Для поддержания этого чувства вовсе не обязательно было рассказывать друг другу страшные истории про вампиров и про «красную руку»: вполне хватало черной речной воды, свиста ветра, шума деревьев, сырой затхлости заброшенного склепа, выбеленной временем челюсти, оскалившейся из-за покосившихся гнилых бревен, которые еще с прошлого века безуспешно пытались удержать осыпающийся, ускользающий берег. И трудноразличимые буквы — готическим шрифтом на плитах надгробий.
Поначалу любопытство друзей не простиралось на надписи, пока однажды Витька, самый въедливый из всех, не прочитал вслух фамилию под мраморной фигурой красивого коленопреклоненного ангела: «Штиглиц». Остальные трое не поверили — думали, шутит. Дело в том, что это была фамилия Вадьки, которой сам он отчаянно стеснялся. Во дворе его дразнили «фрицем», а прошедший в очередной раз по телевизору фильм «Подвиг разведчика» вообще сделал Вадькину жизнь невозможной, по крайней мере, на полгода. Дня не проходило без того, чтобы кто-нибудь из ребят, надменно выпрямившись и уставив Вадьке в живот воображаемый пистолет, не произносил голосом артиста Кадочникова: «Вы болван, Штюбинг!» Вадька лез в драку, хотя и знал, что положение не поправишь. Уродился Штиглицем — полезай в Штюбинги…
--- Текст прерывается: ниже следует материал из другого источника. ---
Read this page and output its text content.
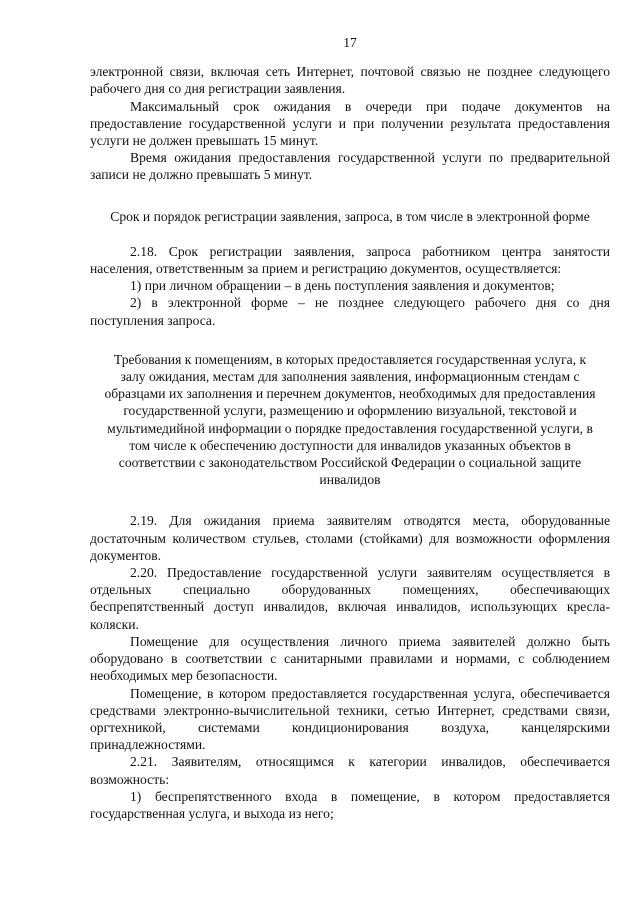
17

электронной связи, включая сеть Интернет, почтовой связью не позднее следующего рабочего дня со дня регистрации заявления.

Максимальный срок ожидания в очереди при подаче документов на предоставление государственной услуги и при получении результата предоставления услуги не должен превышать 15 минут.

Время ожидания предоставления государственной услуги по предварительной записи не должно превышать 5 минут.

Срок и порядок регистрации заявления, запроса, в том числе в электронной форме

2.18. Срок регистрации заявления, запроса работником центра занятости населения, ответственным за прием и регистрацию документов, осуществляется:

1) при личном обращении – в день поступления заявления и документов;

2) в электронной форме – не позднее следующего рабочего дня со дня поступления запроса.

Требования к помещениям, в которых предоставляется государственная услуга, к залу ожидания, местам для заполнения заявления, информационным стендам с образцами их заполнения и перечнем документов, необходимых для предоставления государственной услуги, размещению и оформлению визуальной, текстовой и мультимедийной информации о порядке предоставления государственной услуги, в том числе к обеспечению доступности для инвалидов указанных объектов в соответствии с законодательством Российской Федерации о социальной защите инвалидов

2.19. Для ожидания приема заявителям отводятся места, оборудованные достаточным количеством стульев, столами (стойками) для возможности оформления документов.

2.20. Предоставление государственной услуги заявителям осуществляется в отдельных специально оборудованных помещениях, обеспечивающих беспрепятственный доступ инвалидов, включая инвалидов, использующих кресла-коляски.

Помещение для осуществления личного приема заявителей должно быть оборудовано в соответствии с санитарными правилами и нормами, с соблюдением необходимых мер безопасности.

Помещение, в котором предоставляется государственная услуга, обеспечивается средствами электронно-вычислительной техники, сетью Интернет, средствами связи, оргтехникой, системами кондиционирования воздуха, канцелярскими принадлежностями.

2.21. Заявителям, относящимся к категории инвалидов, обеспечивается возможность:

1) беспрепятственного входа в помещение, в котором предоставляется государственная услуга, и выхода из него;
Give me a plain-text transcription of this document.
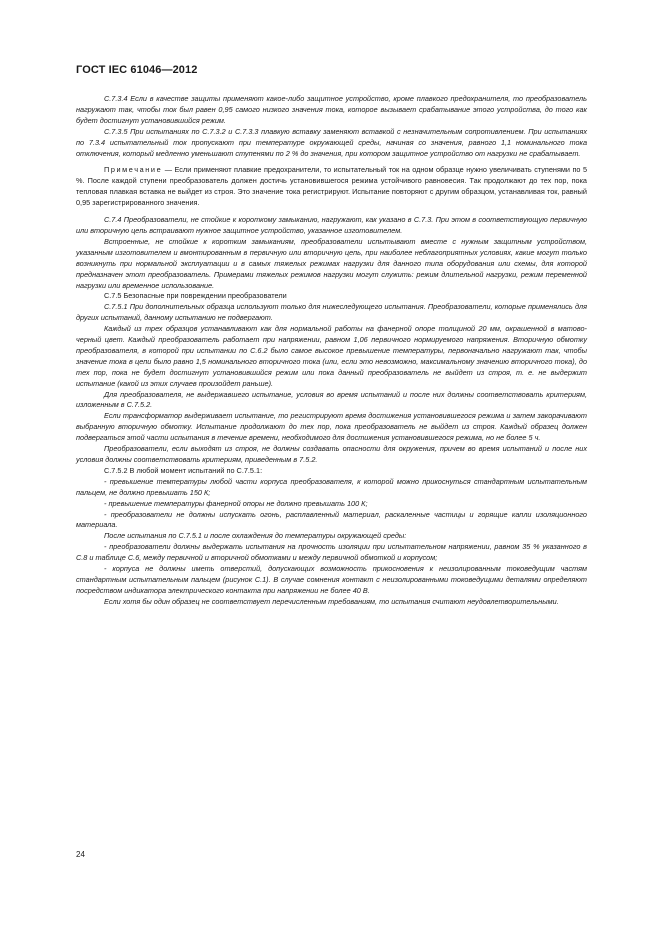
ГОСТ IEC 61046—2012

С.7.3.4 Если в качестве защиты применяют какое-либо защитное устройство, кроме плавкого предохранителя, то преобразователь нагружают так, чтобы ток был равен 0,95 самого низкого значения тока, которое вызывает срабатывание этого устройства, до того как будет достигнут установившийся режим.

С.7.3.5 При испытаниях по С.7.3.2 и С.7.3.3 плавкую вставку заменяют вставкой с незначительным сопротивлением. При испытаниях по 7.3.4 испытательный ток пропускают при температуре окружающей среды, начиная со значения, равного 1,1 номинального тока отключения, который медленно уменьшают ступенями по 2 % до значения, при котором защитное устройство от нагрузки не срабатывает.

Примечание — Если применяют плавкие предохранители, то испытательный ток на одном образце нужно увеличивать ступенями по 5 %. После каждой ступени преобразователь должен достичь установившегося режима устойчивого равновесия. Так продолжают до тех пор, пока тепловая плавкая вставка не выйдет из строя. Это значение тока регистрируют. Испытание повторяют с другим образцом, устанавливая ток, равный 0,95 зарегистрированного значения.

С.7.4 Преобразователи, не стойкие к короткому замыканию, нагружают, как указано в С.7.3. При этом в соответствующую первичную или вторичную цепь встраивают нужное защитное устройство, указанное изготовителем.

Встроенные, не стойкие к коротким замыканиям, преобразователи испытывают вместе с нужным защитным устройством, указанным изготовителем и вмонтированным в первичную или вторичную цепь, при наиболее неблагоприятных условиях, какие могут только возникнуть при нормальной эксплуатации и в самых тяжелых режимах нагрузки для данного типа оборудования или схемы, для которой предназначен этот преобразователь. Примерами тяжелых режимов нагрузки могут служить: режим длительной нагрузки, режим переменной нагрузки или временное использование.

С.7.5 Безопасные при повреждении преобразователи

С.7.5.1 При дополнительных образца используют только для нижеследующего испытания. Преобразователи, которые применялись для других испытаний, данному испытанию не подвергают.

Каждый из трех образцов устанавливают как для нормальной работы на фанерной опоре толщиной 20 мм, окрашенной в матово-черный цвет. Каждый преобразователь работает при напряжении, равном 1,06 первичного нормируемого напряжения. Вторичную обмотку преобразователя, в которой при испытании по С.6.2 было самое высокое превышение температуры, первоначально нагружают так, чтобы значение тока в цепи было равно 1,5 номинального вторичного тока (или, если это невозможно, максимальному значению вторичного тока), до тех пор, пока не будет достигнут установившийся режим или пока данный преобразователь не выйдет из строя, т. е. не выдержит испытание (какой из этих случаев произойдет раньше).

Для преобразователя, не выдержавшего испытание, условия во время испытаний и после них должны соответствовать критериям, изложенным в С.7.5.2.

Если трансформатор выдерживает испытание, то регистрируют время достижения установившегося режима и затем закорачивают выбранную вторичную обмотку. Испытание продолжают до тех пор, пока преобразователь не выйдет из строя. Каждый образец должен подвергаться этой части испытания в течение времени, необходимого для достижения установившегося режима, но не более 5 ч.

Преобразователи, если выходят из строя, не должны создавать опасности для окружения, причем во время испытаний и после них условия должны соответствовать критериям, приведенным в 7.5.2.

С.7.5.2 В любой момент испытаний по С.7.5.1:

- превышение температуры любой части корпуса преобразователя, к которой можно прикоснуться стандартным испытательным пальцем, не должно превышать 150 К;

- превышение температуры фанерной опоры не должно превышать 100 К;

- преобразователи не должны испускать огонь, расплавленный материал, раскаленные частицы и горящие капли изоляционного материала.

После испытания по С.7.5.1 и после охлаждения до температуры окружающей среды:

- преобразователи должны выдержать испытания на прочность изоляции при испытательном напряжении, равном 35 % указанного в С.8 и таблице С.6, между первичной и вторичной обмотками и между первичной обмоткой и корпусом;

- корпуса не должны иметь отверстий, допускающих возможность прикосновения к неизолированным токоведущим частям стандартным испытательным пальцем (рисунок С.1). В случае сомнения контакт с неизолированными токоведущими деталями определяют посредством индикатора электрического контакта при напряжении не более 40 В.

Если хотя бы один образец не соответствует перечисленным требованиям, то испытания считают неудовлетворительными.

24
Верный Вовочка неизменно дрался вместе с ним; сам он тоже именовал несчастного Вадьку, как придется: и Штюбингом, и Штюрлихом-Натюрлихом, и даже Крузенштерном — Штирлиц возник уже позже — но признавал такое право Вовочка только за собой, ближайшим другом. Вообще, он третировал Вадьку постоянно, хотя всегда тонко чувствовал, где следует остановиться, чтобы не довести до непоправимой обиды. Вадька был силен и добродушен; Вовочка хитер и изобретателен. Они всегда сидели за одной партой.
В кабинете биологии на подоконниках стояли кактусы. Время от времени Вовочка осторожно протягивал руку, снимал с подоконника горшок и, улучив момент, незаметно подсовывал кактус под Вадиково бедро. От боли и неожиданности Вадька подскакивал на стуле.
— Ай!
— Ш-ш-штиглиц! — шипела разгневанная биологичка. — Ну что ты никак не можешь усидеть на месте? Почему твой сосед может, а ты — нет?
Класс покатывался со смеху, Вовочка невинно хлопал глазами — в такие моменты они у него отличались особенной голубизной, а бедный Вадик скрежетал зубами в бессильном гневе. Впрочем, гнев рассеивался еще до конца урока: Вадька был необыкновенно отходчив. Тем не менее, Вовочка на всякий случай прятался от него в течение всей перемены, так что, в итоге, пораженный непривычной разлукой с коварным другом, Вадька начинал испытывать абсолютно неуместные в данной ситуации угрызения совести. В конце концов, неразлучная парочка воссоединялась за партой, и Вовочка немедленно давал старт новому витку «кактусного прикола».